La première étape relève de la compétence de l’actuaire et met en jeu des techniques de projection des montants financiers aléatoires associés au régime considéré. Elle conduit à la notion de « Valeur Actuelle Probable » (VAP) du régime.
La seconde étape fait en général appel au référentiel comptable permettant de fixer les modalités de répartition de cette VAP entre le passé et le futur : elle conduit par exemple en normes IFRS à la notion de « Projected Benefit Obligation » (PBO), représentative des droits passés.
Les référentiels comptables ont prévu les différentes méthodes d’évaluation devant être appliquées. Par exemple, pour les régimes à prestations définies, la norme IAS 19 et la Recommandation 2003-R.01 imposent l’utilisation de la méthode des « unités de crédit projetées ». Pour les stock-options, la norme IFRS 2 et la norme FAS 123R requièrent l’utilisation de modèles mathématiques spécifiques pour évaluer l’avantage octroyé (modèle de Black-Scholes-Merton, modèle binomial, etc.).
Les hypothèses actuarielles sont les paramètres d’entrée des modèles d’évaluation retenus. Elles peuvent être de trois natures :
Hypothèses démographiques – Les prestations peuvent être soumises à un certain nombre de conditions telles que la survie ou encore la présence dans la société du salarié au moment du départ en retraite. Il est alors nécessaire d’utiliser des tables de mortalité et des tables de turn-over pour les évaluations.
Hypothèses financières – De nombreux engagements sont calculés à partir de valeurs actualisées. Le choix du taux d’actualisation apparaît donc primordial et des règles précises ont été prévues pour en déterminer la valeur.
Hypothèses économiques - Le coût d’une prestation acquise mais payée dans le futur n’est, en général, pas certain. Il peut, par exemple, être exprimé sous la forme d’un pourcentage du salaire au moment de la retraite, lequel n’est pas connu de manière certaine aujourd’hui, ou encore dépendre du coût des prestations médicales qui peut également évoluer. Il est alors nécessaire de fixer des hypothèses d’évolution de ces différentes grandeurs pour effectuer les évaluations.

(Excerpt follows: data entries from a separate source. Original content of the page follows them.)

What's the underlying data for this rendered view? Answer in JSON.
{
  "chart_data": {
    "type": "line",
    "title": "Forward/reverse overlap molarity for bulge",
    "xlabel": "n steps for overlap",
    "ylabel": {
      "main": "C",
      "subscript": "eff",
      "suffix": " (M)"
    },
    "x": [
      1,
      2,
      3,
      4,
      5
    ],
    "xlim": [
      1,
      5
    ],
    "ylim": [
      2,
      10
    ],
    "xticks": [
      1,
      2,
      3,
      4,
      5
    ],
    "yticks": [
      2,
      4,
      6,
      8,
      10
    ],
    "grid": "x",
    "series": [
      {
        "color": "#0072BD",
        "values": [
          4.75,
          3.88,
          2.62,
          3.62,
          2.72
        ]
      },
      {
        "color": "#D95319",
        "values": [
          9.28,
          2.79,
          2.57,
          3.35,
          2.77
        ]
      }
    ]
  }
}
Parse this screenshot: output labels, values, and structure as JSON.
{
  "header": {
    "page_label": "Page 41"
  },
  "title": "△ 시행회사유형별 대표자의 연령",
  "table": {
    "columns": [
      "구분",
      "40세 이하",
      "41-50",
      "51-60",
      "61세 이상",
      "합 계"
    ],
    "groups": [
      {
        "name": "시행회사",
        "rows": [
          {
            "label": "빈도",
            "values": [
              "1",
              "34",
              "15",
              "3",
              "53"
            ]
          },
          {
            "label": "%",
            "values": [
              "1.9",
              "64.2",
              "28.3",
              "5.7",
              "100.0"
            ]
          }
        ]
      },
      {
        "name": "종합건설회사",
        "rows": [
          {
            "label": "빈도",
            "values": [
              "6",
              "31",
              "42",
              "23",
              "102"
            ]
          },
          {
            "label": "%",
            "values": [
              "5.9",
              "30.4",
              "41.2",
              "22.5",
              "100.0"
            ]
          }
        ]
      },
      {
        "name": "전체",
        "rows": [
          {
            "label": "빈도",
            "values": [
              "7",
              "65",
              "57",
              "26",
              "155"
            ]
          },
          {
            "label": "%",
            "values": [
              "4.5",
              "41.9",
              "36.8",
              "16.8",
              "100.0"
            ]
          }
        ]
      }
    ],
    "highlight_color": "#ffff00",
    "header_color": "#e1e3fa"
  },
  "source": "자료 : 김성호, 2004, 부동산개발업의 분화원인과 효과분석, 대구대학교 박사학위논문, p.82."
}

En France, les provisions constituées pour les avantages octroyés pendant la durée d’activité du salarié sont en général déductibles de l’assiette de l’impôt sur les sociétés. On peut par exemple citer les provisions pour congés payés, les provisions pour Médailles du Travail, etc.
Par contre, les provisions constituées pour les engagements de retraite et avantages assimilés ne sont pas déductibles. En effet, l’article 39 du Code Général des Impôts stipule : « Toutefois, ne sont pas déductibles les provisions que constitue une entreprise en vue de faire face au versement d’allocations en raison du départ à la retraite ou préretraite des membres ou anciens membres de son personnel, ou de ses mandataires sociaux. »
Cependant, si l’entreprise choisit de confier la gestion du régime de retraite à un organisme extérieur (compagnie d’assurance ou mutuelle), les primes versées deviennent alors déductibles de l’impôt sur les sociétés.